OpenAI today announced the launch of NextGenAI, a consortium of 15 leading research institutions dedicated to using artificial intelligence to accelerate research breakthroughs and transform education.
The consortium launches with $50 million in funding from OpenAI for research grants, compute funding and application programming interface access to support students, educators and researchers who wish to advance the “frontiers of knowledge.”
The founding partners of NextGenAI are Caltech, the California State University system, Duke University, the University of Georgia, Harvard University, Howard University, Massachusetts Institute of Technology, the University of Michigan, the University of Mississippi, The Ohio State University, the University of Oxford, Sciences Po and Texas A&M University. Also joining the consortium are the Boston Children’s Hospital and the Boston Public Library.

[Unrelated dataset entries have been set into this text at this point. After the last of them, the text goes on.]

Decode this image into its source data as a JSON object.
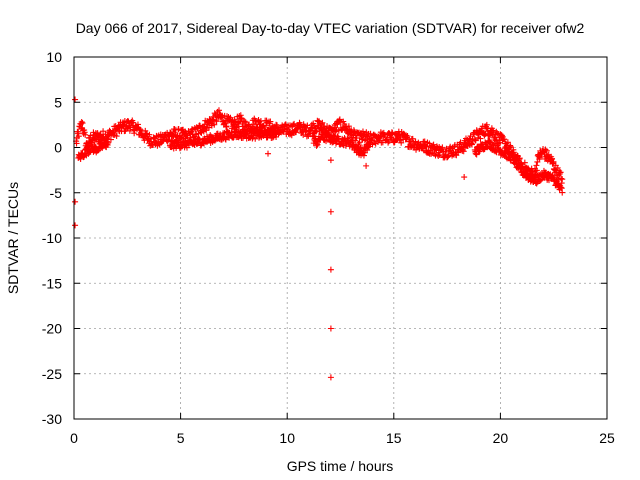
{
  "chart_data": {
    "type": "scatter",
    "title": "Day 066 of 2017, Sidereal Day-to-day VTEC variation (SDTVAR) for receiver ofw2",
    "xlabel": "GPS time / hours",
    "ylabel": "SDTVAR / TECUs",
    "xlim": [
      0,
      25
    ],
    "ylim": [
      -30,
      10
    ],
    "xticks": [
      "0",
      "5",
      "10",
      "15",
      "20",
      "25"
    ],
    "yticks": [
      "10",
      "5",
      "0",
      "-5",
      "-10",
      "-15",
      "-20",
      "-25",
      "-30"
    ],
    "grid": true,
    "marker": "plus",
    "series_color": "#ff0000",
    "series": [
      {
        "name": "SDTVAR",
        "main_trace": [
          [
            0.1,
            0.5
          ],
          [
            0.2,
            1.5
          ],
          [
            0.3,
            2.2
          ],
          [
            0.4,
            2.6
          ],
          [
            0.5,
            1.2
          ],
          [
            0.6,
            0.2
          ],
          [
            0.7,
            0.5
          ],
          [
            0.8,
            1.0
          ],
          [
            1.0,
            1.1
          ],
          [
            1.3,
            1.2
          ],
          [
            1.6,
            1.3
          ],
          [
            2.0,
            1.9
          ],
          [
            2.3,
            2.3
          ],
          [
            2.6,
            2.5
          ],
          [
            3.0,
            2.0
          ],
          [
            3.3,
            1.3
          ],
          [
            3.6,
            0.8
          ],
          [
            4.0,
            0.7
          ],
          [
            4.3,
            1.2
          ],
          [
            4.6,
            1.5
          ],
          [
            5.0,
            1.4
          ],
          [
            5.3,
            1.2
          ],
          [
            5.6,
            1.5
          ],
          [
            6.0,
            2.2
          ],
          [
            6.4,
            2.8
          ],
          [
            6.8,
            3.5
          ],
          [
            7.2,
            2.8
          ],
          [
            7.5,
            2.5
          ],
          [
            7.8,
            3.0
          ],
          [
            8.1,
            2.2
          ],
          [
            8.5,
            2.7
          ],
          [
            8.9,
            2.5
          ],
          [
            9.3,
            2.2
          ],
          [
            9.7,
            1.8
          ],
          [
            10.0,
            2.0
          ],
          [
            10.3,
            2.0
          ],
          [
            10.6,
            2.2
          ],
          [
            10.9,
            1.8
          ],
          [
            11.2,
            2.2
          ],
          [
            11.5,
            2.4
          ],
          [
            11.8,
            2.0
          ],
          [
            12.1,
            1.6
          ],
          [
            12.4,
            2.5
          ],
          [
            12.7,
            2.3
          ],
          [
            13.0,
            1.5
          ],
          [
            13.3,
            1.0
          ],
          [
            13.6,
            1.2
          ],
          [
            14.0,
            0.8
          ],
          [
            14.3,
            1.2
          ],
          [
            14.6,
            1.0
          ],
          [
            15.0,
            1.1
          ],
          [
            15.3,
            1.2
          ],
          [
            15.6,
            0.8
          ],
          [
            16.0,
            0.4
          ],
          [
            16.3,
            0.2
          ],
          [
            16.6,
            0.0
          ],
          [
            17.0,
            -0.3
          ],
          [
            17.3,
            -0.5
          ],
          [
            17.6,
            -0.4
          ],
          [
            18.0,
            -0.2
          ],
          [
            18.3,
            0.2
          ],
          [
            18.6,
            0.8
          ],
          [
            19.0,
            1.5
          ],
          [
            19.3,
            2.0
          ],
          [
            19.6,
            1.8
          ],
          [
            19.9,
            1.0
          ],
          [
            20.2,
            0.5
          ],
          [
            20.5,
            -0.5
          ],
          [
            20.8,
            -1.5
          ],
          [
            21.1,
            -2.2
          ],
          [
            21.4,
            -2.8
          ],
          [
            21.6,
            -3.0
          ],
          [
            21.8,
            -1.0
          ],
          [
            22.0,
            -0.5
          ],
          [
            22.2,
            -1.0
          ],
          [
            22.4,
            -1.5
          ],
          [
            22.6,
            -2.5
          ],
          [
            22.8,
            -3.2
          ],
          [
            22.9,
            -3.5
          ]
        ],
        "lower_trace": [
          [
            0.2,
            -1.2
          ],
          [
            0.4,
            -0.8
          ],
          [
            0.6,
            -0.4
          ],
          [
            0.8,
            0.0
          ],
          [
            1.0,
            -0.2
          ],
          [
            1.3,
            0.1
          ],
          [
            1.6,
            0.5
          ],
          [
            11.2,
            1.0
          ],
          [
            11.4,
            0.5
          ],
          [
            11.6,
            1.2
          ],
          [
            13.0,
            0.5
          ],
          [
            13.3,
            -0.3
          ],
          [
            13.6,
            -0.5
          ],
          [
            13.9,
            0.5
          ],
          [
            18.8,
            -0.5
          ],
          [
            19.1,
            0.0
          ],
          [
            19.4,
            0.5
          ],
          [
            20.6,
            -1.2
          ],
          [
            20.8,
            -2.0
          ],
          [
            21.0,
            -2.6
          ],
          [
            21.4,
            -3.4
          ],
          [
            21.7,
            -3.6
          ],
          [
            22.0,
            -3.0
          ],
          [
            22.3,
            -3.2
          ],
          [
            22.6,
            -3.8
          ],
          [
            22.8,
            -4.6
          ],
          [
            22.9,
            -4.8
          ],
          [
            4.5,
            0.3
          ],
          [
            5.5,
            0.4
          ],
          [
            6.5,
            1.0
          ],
          [
            7.5,
            1.5
          ],
          [
            8.5,
            1.4
          ],
          [
            9.5,
            1.5
          ]
        ],
        "outliers": [
          [
            12.05,
            -1.4
          ],
          [
            12.05,
            -7.1
          ],
          [
            12.05,
            -13.5
          ],
          [
            12.05,
            -20.0
          ],
          [
            12.05,
            -25.4
          ],
          [
            0.05,
            5.3
          ],
          [
            0.05,
            -6.0
          ],
          [
            0.05,
            -8.6
          ]
        ]
      }
    ]
  }
}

As partners, each member will use AI to tackle high-impact challenges, from revolutionizing healthcare to reimagining education.

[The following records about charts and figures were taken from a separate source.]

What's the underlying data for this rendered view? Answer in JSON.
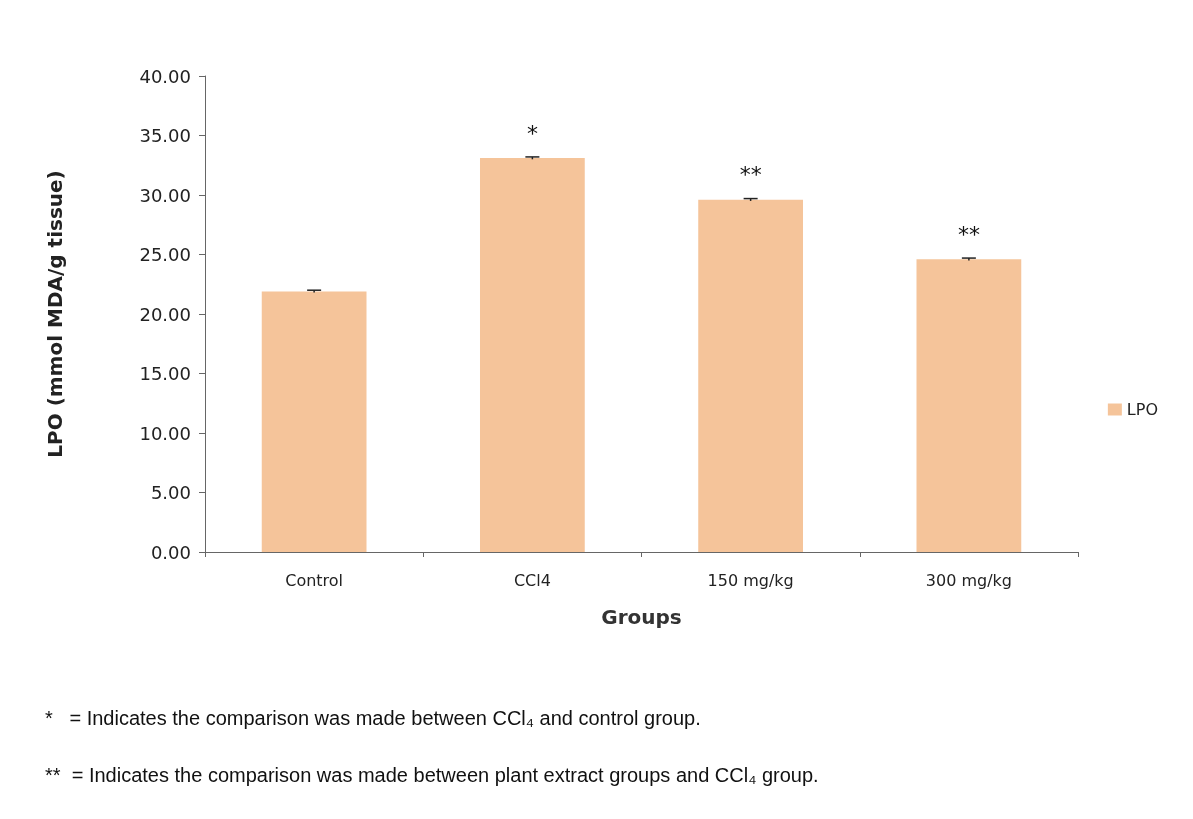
{
  "chart_data": {
    "type": "bar",
    "xlabel": "Groups",
    "ylabel": "LPO (mmol MDA/g tissue)",
    "categories": [
      "Control",
      "CCl4",
      "150 mg/kg",
      "300 mg/kg"
    ],
    "series": [
      {
        "name": "LPO",
        "color": "#f5c49a",
        "values": [
          21.9,
          33.1,
          29.6,
          24.6
        ],
        "errors": [
          0.1,
          0.1,
          0.1,
          0.1
        ],
        "value_labels": [
          null,
          "*",
          "**",
          "**"
        ]
      }
    ],
    "ylim": [
      0,
      40
    ],
    "yticks": [
      {
        "value": 0,
        "label": "0.00"
      },
      {
        "value": 5,
        "label": "5.00"
      },
      {
        "value": 10,
        "label": "10.00"
      },
      {
        "value": 15,
        "label": "15.00"
      },
      {
        "value": 20,
        "label": "20.00"
      },
      {
        "value": 25,
        "label": "25.00"
      },
      {
        "value": 30,
        "label": "30.00"
      },
      {
        "value": 35,
        "label": "35.00"
      },
      {
        "value": 40,
        "label": "40.00"
      }
    ],
    "grid": false,
    "legend": "right",
    "annotations": [
      "*   = Indicates the comparison was made between CCl₄ and control group.",
      "**  = Indicates the comparison was made between plant extract groups and CCl₄ group."
    ]
  }
}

Some of the initial projects being funded by the consortium include efforts at Ohio State University to leverage AI in digital health, advanced therapeutics and manufacturing. Researchers are applying AI to accelerate breakthroughs across sectors such as energy, mobility and agriculture.

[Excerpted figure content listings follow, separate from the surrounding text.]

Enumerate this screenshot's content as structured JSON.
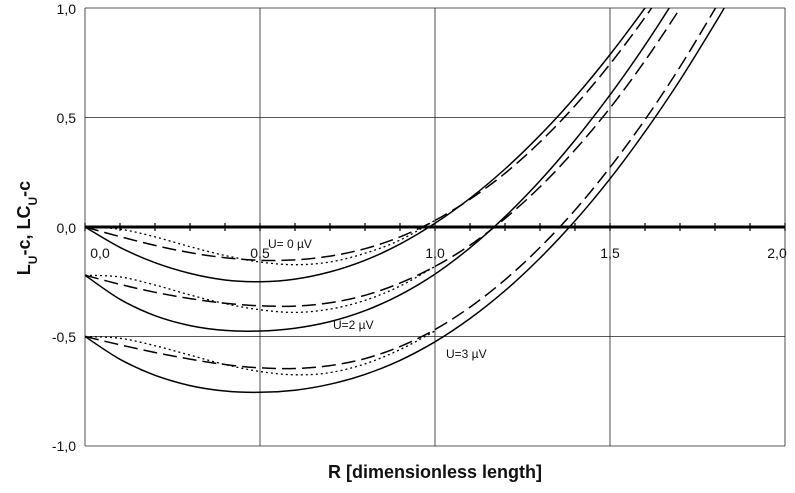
{
  "chart_data": {
    "type": "line",
    "title": "",
    "xlabel": "R [dimensionless length]",
    "ylabel_parts": {
      "a": "L",
      "a_sub": "U",
      "b": "-c, LC",
      "b_sub": "U",
      "c": "-c"
    },
    "xlim": [
      0,
      2
    ],
    "ylim": [
      -1,
      1
    ],
    "grid": true,
    "legend": "none",
    "x_ticks": [
      "0,0",
      "0,5",
      "1,0",
      "1,5",
      "2,0"
    ],
    "y_ticks": [
      "1,0",
      "0,5",
      "0,0",
      "-0,5",
      "-1,0"
    ],
    "annotations": [
      "U= 0 µV",
      "U=2 µV",
      "U=3 µV"
    ],
    "series": [
      {
        "style": "solid",
        "group": "U=0",
        "x": [
          0,
          0.1,
          0.2,
          0.3,
          0.4,
          0.5,
          0.6,
          0.7,
          0.8,
          0.9,
          1.0,
          1.1,
          1.2,
          1.3,
          1.4,
          1.5,
          1.6,
          1.656
        ],
        "y": [
          0,
          -0.093,
          -0.163,
          -0.212,
          -0.242,
          -0.25,
          -0.238,
          -0.205,
          -0.152,
          -0.078,
          0.017,
          0.131,
          0.265,
          0.419,
          0.593,
          0.787,
          1.0,
          1.129
        ]
      },
      {
        "style": "long-dash",
        "group": "U=0",
        "x": [
          0,
          0.1,
          0.2,
          0.3,
          0.4,
          0.5,
          0.6,
          0.7,
          0.8,
          0.9,
          1.0,
          1.1,
          1.2,
          1.3,
          1.4,
          1.5,
          1.6,
          1.656
        ],
        "y": [
          0,
          -0.044,
          -0.084,
          -0.117,
          -0.14,
          -0.152,
          -0.15,
          -0.133,
          -0.099,
          -0.045,
          0.03,
          0.127,
          0.245,
          0.388,
          0.554,
          0.744,
          0.957,
          1.09
        ]
      },
      {
        "style": "dotted",
        "group": "U=0",
        "x": [
          0,
          0.1,
          0.2,
          0.3,
          0.4,
          0.5,
          0.6,
          0.7,
          0.8,
          0.9,
          1.0
        ],
        "y": [
          0,
          -0.01,
          -0.045,
          -0.09,
          -0.13,
          -0.16,
          -0.172,
          -0.16,
          -0.12,
          -0.06,
          0.03
        ]
      },
      {
        "style": "solid",
        "group": "U=2",
        "x": [
          0,
          0.1,
          0.2,
          0.3,
          0.4,
          0.5,
          0.6,
          0.7,
          0.8,
          0.9,
          1.0,
          1.1,
          1.2,
          1.3,
          1.4,
          1.5,
          1.6,
          1.7,
          1.756
        ],
        "y": [
          -0.22,
          -0.33,
          -0.405,
          -0.45,
          -0.472,
          -0.475,
          -0.462,
          -0.432,
          -0.382,
          -0.31,
          -0.215,
          -0.095,
          0.047,
          0.211,
          0.397,
          0.603,
          0.83,
          1.078,
          1.226
        ]
      },
      {
        "style": "long-dash",
        "group": "U=2",
        "x": [
          0,
          0.1,
          0.2,
          0.3,
          0.4,
          0.5,
          0.6,
          0.7,
          0.8,
          0.9,
          1.0,
          1.1,
          1.2,
          1.3,
          1.4,
          1.5,
          1.6,
          1.7,
          1.756
        ],
        "y": [
          -0.22,
          -0.262,
          -0.298,
          -0.327,
          -0.348,
          -0.36,
          -0.361,
          -0.346,
          -0.312,
          -0.256,
          -0.18,
          -0.083,
          0.039,
          0.183,
          0.352,
          0.543,
          0.759,
          0.998,
          1.144
        ]
      },
      {
        "style": "dotted",
        "group": "U=2",
        "x": [
          0,
          0.1,
          0.2,
          0.3,
          0.4,
          0.5,
          0.6,
          0.7,
          0.8,
          0.9,
          1.0
        ],
        "y": [
          -0.22,
          -0.228,
          -0.265,
          -0.31,
          -0.35,
          -0.378,
          -0.39,
          -0.375,
          -0.335,
          -0.27,
          -0.18
        ]
      },
      {
        "style": "solid",
        "group": "U=3",
        "x": [
          0,
          0.1,
          0.2,
          0.3,
          0.4,
          0.5,
          0.6,
          0.7,
          0.8,
          0.9,
          1.0,
          1.1,
          1.2,
          1.3,
          1.4,
          1.5,
          1.6,
          1.7,
          1.8,
          1.83
        ],
        "y": [
          -0.5,
          -0.604,
          -0.677,
          -0.724,
          -0.749,
          -0.755,
          -0.745,
          -0.718,
          -0.673,
          -0.609,
          -0.524,
          -0.418,
          -0.291,
          -0.142,
          0.028,
          0.22,
          0.435,
          0.671,
          0.929,
          1.011
        ]
      },
      {
        "style": "long-dash",
        "group": "U=3",
        "x": [
          0,
          0.1,
          0.2,
          0.3,
          0.4,
          0.5,
          0.6,
          0.7,
          0.8,
          0.9,
          1.0,
          1.1,
          1.2,
          1.3,
          1.4,
          1.5,
          1.6,
          1.7,
          1.8,
          1.83
        ],
        "y": [
          -0.5,
          -0.538,
          -0.573,
          -0.603,
          -0.628,
          -0.643,
          -0.646,
          -0.633,
          -0.601,
          -0.546,
          -0.468,
          -0.366,
          -0.241,
          -0.093,
          0.077,
          0.272,
          0.49,
          0.731,
          0.996,
          1.08
        ]
      },
      {
        "style": "dotted",
        "group": "U=3",
        "x": [
          0,
          0.1,
          0.2,
          0.3,
          0.4,
          0.5,
          0.6,
          0.7,
          0.8,
          0.9,
          1.0
        ],
        "y": [
          -0.5,
          -0.508,
          -0.542,
          -0.585,
          -0.628,
          -0.66,
          -0.675,
          -0.665,
          -0.625,
          -0.56,
          -0.475
        ]
      }
    ]
  }
}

Harvard University and Boston Children’s Hospital are using OpenAI tools to shorten diagnostic times for rare diseases and improve AI alignment with human values in medical decision-making. Meanwhile, Duke University is pioneering metascience research to identify scientific fields where AI can drive the greatest benefit.
On the education front, Texas A&M is leveraging NextGenAI resources to drive a generative AI Literacy Initiative that offers hands-on training for responsible AI usage in academic settings. MIT is giving students and faculty access to OpenAI’s API and compute resources to allow them to train, fine-tune and innovate new AI models and Howard University is integrating AI into curricula and operational improvements to provide students with real-world experience and prepare them as future leaders.
“The field of AI wouldn’t be where it is today without decades of work in the academic community. Continued collaboration is essential to build AI that benefits everyone,” said Brad Lightcap, chief operating officer at OpenAI. “NextGenAI will accelerate research progress and catalyze a new generation of institutions equipped to harness the transformative power of AI.”
The initiative follows previous commitments by OpenAI to supporting education and follows from the May 2024 launch of ChatGPT Edu, a program that gave university-wide access to ChatGPT.
“NextGenAI is designed to support the scientist searching for a cure, the scholar uncovering new insights and the student mastering AI for the world ahead,” said ChatGPT in its announcement post.